Plan Oxygène: 100M Euros Spent on Struggling Walloon Towns

Valyrian News Network 4 min read

Plan Oxygène: 100M Euros Spent on Struggling Walloon Towns

Wallonia’s Plan Oxygène, a financial rescue program designed to help financially struggling municipalities, has already cost the region 100 million euros in interest payments since its launch in 2022, according to figures released by the office of François Desquesnes, Wallonia’s Minister of Local Authorities. The revelation came in response to a parliamentary question from MR deputy Charles Gardier, as reported by La Libre Belgique.

What Is Plan Oxygène?

Launched in November 2021 by then-Minister of Local Authorities Christophe Collignon (PS), Plan Oxygène was conceived as a “1 billion euro” support mechanism over 20 to 30 years. The program allows eligible municipalities to take out loans from banks to balance their annual operating budgets, with the Walloon Region covering approximately 15% of the interest payments. As L’Avenir reported at the time, the government identified federal-level mandates — including pension costs, police zones, emergency services, and CPAS (Public Social Welfare Centres) contributions — as the primary drivers of municipal budget imbalances.

Who Benefits?

Currently, 27 Walloon municipalities participate in the program: 10 in Hainaut, 8 in Liège province, 6 in Namur province, and 3 in Luxembourg province. No municipalities in Walloon Brabant have taken part. Major cities including Charleroi (26 million euros), Liège (27 million euros), Namur (10 million euros), Mons (7 million euros), La Louvière (6.5 million euros), Seraing (6 million euros), Verviers (4 million euros), and Tournai (6 million euros) are among the beneficiaries. The loans are repayable over 30 years and designed to relieve municipal finances for a five-year period from 2022 to 2026.

A Banking Crisis Unfolds

A critical dimension of the story has been the progressive withdrawal of private banks from the program. Initially, only ING Bank responded to the call for lenders. In 2022, ING granted 302 million euros in loans to 34 municipalities over 30-year terms. By 2023, the bank reduced terms to 20 years and excluded Liège and Charleroi — the first sign of bank distrust toward the two cities that together represent 60% of Wallonia’s municipal debt.

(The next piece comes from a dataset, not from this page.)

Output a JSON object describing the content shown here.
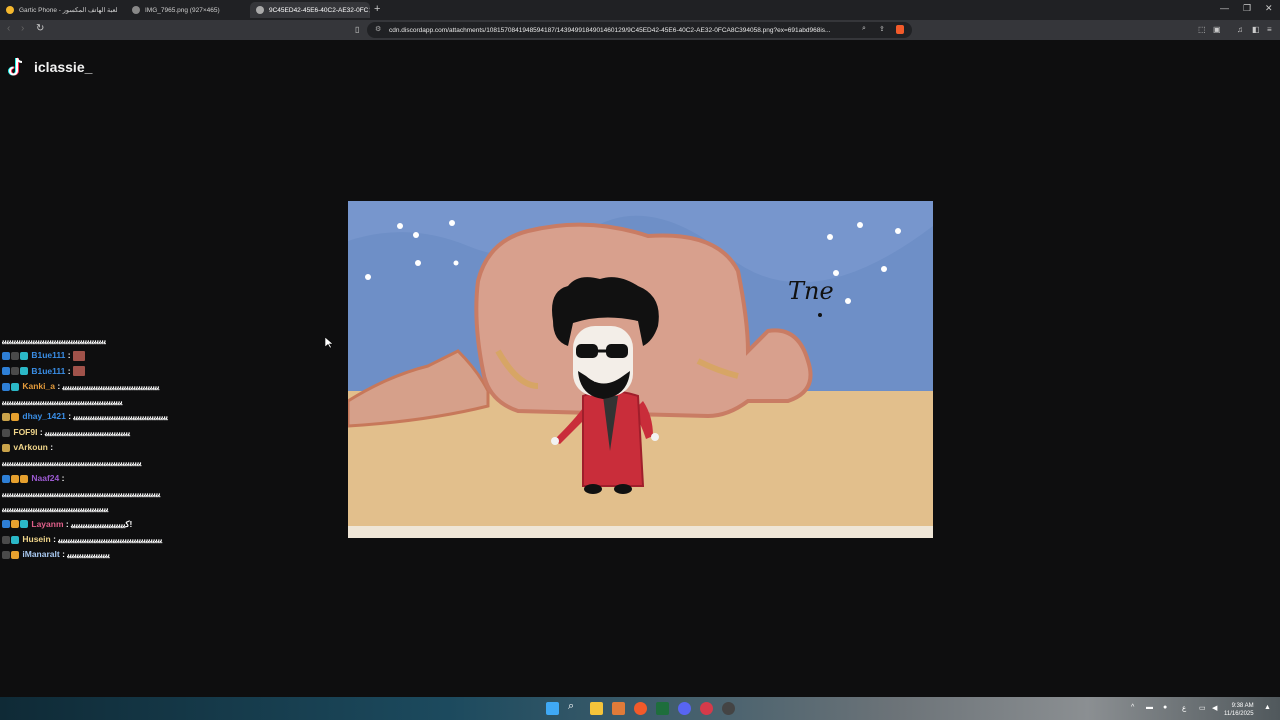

In 2024, the situation worsened dramatically. ING refused loans to all seven major Walloon cities, offering only 82 million euros of the 350 million requested. As Mammouth Media reported, Sylvain Jonckheere, spokesperson for ING, explained the reduction was decided “taking into account the financial elements specific to each city and municipality but also our existing exposure to them.” Belfius Bank stepped in to help four cities — Verviers, Ath, La Louvière, and Namur — with 26.8 million euros total.

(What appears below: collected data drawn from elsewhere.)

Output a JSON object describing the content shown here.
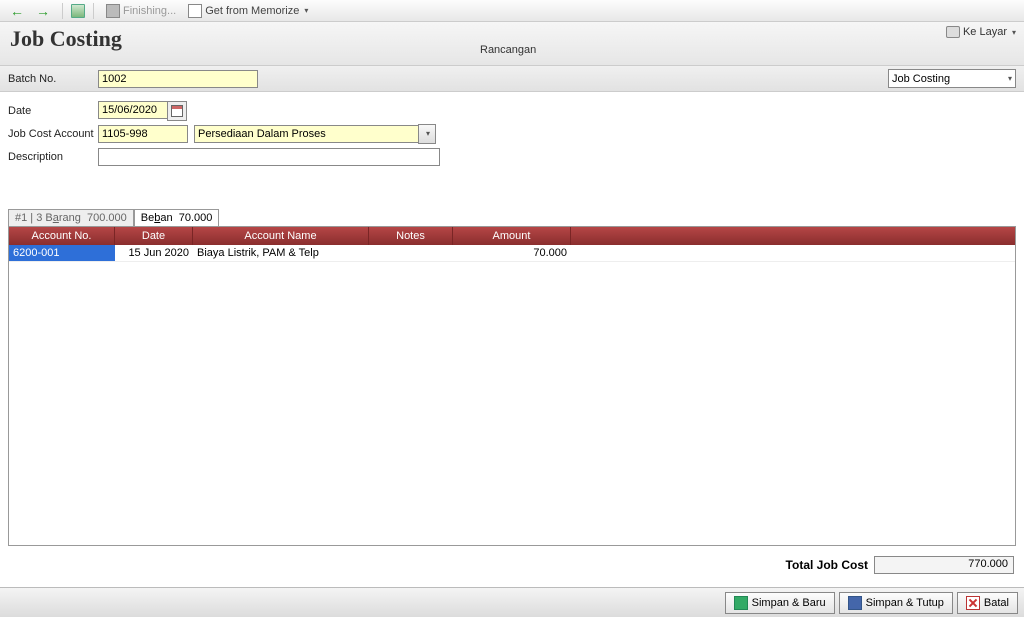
{
  "toolbar": {
    "finishing": "Finishing...",
    "memorize": "Get from Memorize"
  },
  "header": {
    "title": "Job Costing",
    "status": "Rancangan",
    "kelayar": "Ke Layar",
    "dropdown": "Job Costing"
  },
  "form": {
    "batch_label": "Batch No.",
    "batch_value": "1002",
    "date_label": "Date",
    "date_value": "15/06/2020",
    "acct_label": "Job Cost Account",
    "acct_code": "1105-998",
    "acct_name": "Persediaan Dalam Proses",
    "desc_label": "Description",
    "desc_value": ""
  },
  "tabs": {
    "tab1_pre": "#1 | 3 ",
    "tab1_label": "Barang",
    "tab1_amt": "700.000",
    "tab2_label": "Beban",
    "tab2_amt": "70.000"
  },
  "grid": {
    "h1": "Account No.",
    "h2": "Date",
    "h3": "Account Name",
    "h4": "Notes",
    "h5": "Amount",
    "rows": [
      {
        "acct": "6200-001",
        "date": "15 Jun 2020",
        "name": "Biaya Listrik, PAM & Telp",
        "notes": "",
        "amount": "70.000"
      }
    ]
  },
  "total": {
    "label": "Total Job Cost",
    "value": "770.000"
  },
  "footer": {
    "save_new": "Simpan & Baru",
    "save_close": "Simpan & Tutup",
    "cancel": "Batal"
  }
}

Alexandre Loffet, Finance Alderman of Verviers (PS), expressed deep uncertainty about the program’s reliability. “Today, we find ourselves in a situation of total uncertainty, particularly regarding the Walloon Region’s ability to finance this loan on its own,” he told Mammouth Media. In a separate interview with Vedia, Loffet warned that if the Walloon government reduces funding at the last minute, “it puts the city in great difficulty for the next year.”

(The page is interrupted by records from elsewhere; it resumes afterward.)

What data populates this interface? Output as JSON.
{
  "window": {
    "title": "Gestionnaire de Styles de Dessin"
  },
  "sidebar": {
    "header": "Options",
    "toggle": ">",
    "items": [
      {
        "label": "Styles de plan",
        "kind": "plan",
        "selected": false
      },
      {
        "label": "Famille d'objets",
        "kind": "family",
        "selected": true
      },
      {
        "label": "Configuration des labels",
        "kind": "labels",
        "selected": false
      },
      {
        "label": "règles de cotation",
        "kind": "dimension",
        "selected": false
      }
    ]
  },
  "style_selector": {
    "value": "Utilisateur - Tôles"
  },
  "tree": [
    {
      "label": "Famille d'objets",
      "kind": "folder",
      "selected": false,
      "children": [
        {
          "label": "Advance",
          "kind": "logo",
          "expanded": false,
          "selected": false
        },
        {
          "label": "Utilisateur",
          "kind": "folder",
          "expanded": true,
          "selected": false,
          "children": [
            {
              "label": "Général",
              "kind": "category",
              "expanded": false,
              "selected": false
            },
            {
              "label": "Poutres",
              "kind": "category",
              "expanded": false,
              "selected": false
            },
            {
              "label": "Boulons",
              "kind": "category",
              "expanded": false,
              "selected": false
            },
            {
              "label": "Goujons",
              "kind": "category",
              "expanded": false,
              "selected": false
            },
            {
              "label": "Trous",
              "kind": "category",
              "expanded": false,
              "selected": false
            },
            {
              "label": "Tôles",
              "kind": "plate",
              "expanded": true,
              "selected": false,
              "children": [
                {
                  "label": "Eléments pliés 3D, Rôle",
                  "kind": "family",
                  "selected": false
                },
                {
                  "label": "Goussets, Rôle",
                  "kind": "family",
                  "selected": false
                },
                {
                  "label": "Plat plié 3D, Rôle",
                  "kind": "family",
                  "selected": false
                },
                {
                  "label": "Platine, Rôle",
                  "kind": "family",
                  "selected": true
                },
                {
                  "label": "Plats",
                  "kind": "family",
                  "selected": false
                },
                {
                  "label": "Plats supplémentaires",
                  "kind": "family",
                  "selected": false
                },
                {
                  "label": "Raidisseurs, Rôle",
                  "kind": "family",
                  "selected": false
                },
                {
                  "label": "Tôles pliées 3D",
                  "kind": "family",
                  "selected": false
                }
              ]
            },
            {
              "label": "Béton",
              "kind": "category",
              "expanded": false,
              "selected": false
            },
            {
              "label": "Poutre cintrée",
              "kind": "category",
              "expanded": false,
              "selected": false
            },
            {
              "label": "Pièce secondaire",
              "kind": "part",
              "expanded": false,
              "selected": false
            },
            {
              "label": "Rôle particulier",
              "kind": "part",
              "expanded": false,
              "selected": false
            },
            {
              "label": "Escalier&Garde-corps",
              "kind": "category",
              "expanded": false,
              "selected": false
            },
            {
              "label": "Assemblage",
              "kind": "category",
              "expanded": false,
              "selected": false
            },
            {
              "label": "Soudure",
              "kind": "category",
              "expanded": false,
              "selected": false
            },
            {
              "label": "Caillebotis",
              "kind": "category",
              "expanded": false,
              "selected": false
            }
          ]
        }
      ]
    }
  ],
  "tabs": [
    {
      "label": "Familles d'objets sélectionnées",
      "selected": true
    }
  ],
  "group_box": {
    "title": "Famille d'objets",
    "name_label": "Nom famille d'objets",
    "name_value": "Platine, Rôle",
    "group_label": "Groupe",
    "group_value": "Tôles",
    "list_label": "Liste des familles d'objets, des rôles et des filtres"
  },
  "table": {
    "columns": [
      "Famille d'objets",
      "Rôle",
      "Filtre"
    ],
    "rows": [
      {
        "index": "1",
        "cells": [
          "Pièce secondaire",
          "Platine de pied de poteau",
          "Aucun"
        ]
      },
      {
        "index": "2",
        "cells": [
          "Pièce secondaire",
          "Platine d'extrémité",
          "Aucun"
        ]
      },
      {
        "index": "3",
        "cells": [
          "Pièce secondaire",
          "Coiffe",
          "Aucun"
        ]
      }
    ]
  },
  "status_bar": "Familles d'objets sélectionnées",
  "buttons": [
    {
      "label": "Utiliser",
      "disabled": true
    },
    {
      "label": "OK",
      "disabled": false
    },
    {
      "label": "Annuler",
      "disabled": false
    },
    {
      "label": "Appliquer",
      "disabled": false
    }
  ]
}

By December 2025, a solution was finally found for the six remaining cities — Mons, Charleroi, Liège, Seraing, Namur, and La Louvière — when ING and Belfius each agreed to lend 105 million euros to the CRAC (Regional Centre for Municipal Aid), which then re-lent to the municipalities, as TéléSambre confirmed.

The Core Tension: Short-Term Relief vs. Long-Term Sustainability

The central conflict in this story is between immediate relief and structural reform. Minister Desquesnes has been candid about the region’s limitations. “The Walloon Region is not an ATM,” he told Mammouth Media. “The situation is difficult for everyone, with the Region itself being in deficit.” His comment underscores a fundamental challenge: the program merely converts operating deficits into long-term debt without addressing the underlying structural imbalances.

Minister-President Adrien Dolimont (MR) has advocated for municipal mergers as a long-term solution, while the broader political context includes the Arizona coalition’s proposals at the federal level to limit unemployment benefits — a measure that could increase CPAS caseloads and further strain municipal budgets.

What’s Next?

With the program set to run until 2026, the 27 beneficiary municipalities face an uncertain future. Key questions remain: Will the Walloon Region extend or renew the program? Can municipalities achieve structural budget balance without this support? And what alternative financing mechanisms exist if banks continue to withdraw?

For citizens, the consequences could include higher local taxes, reduced services, or both, as municipalities seek to balance budgets without the program’s safety net. The coming months will reveal whether Plan Oxygène was a lifeline that bought time for genuine reform — or simply postponed an inevitable fiscal reckoning.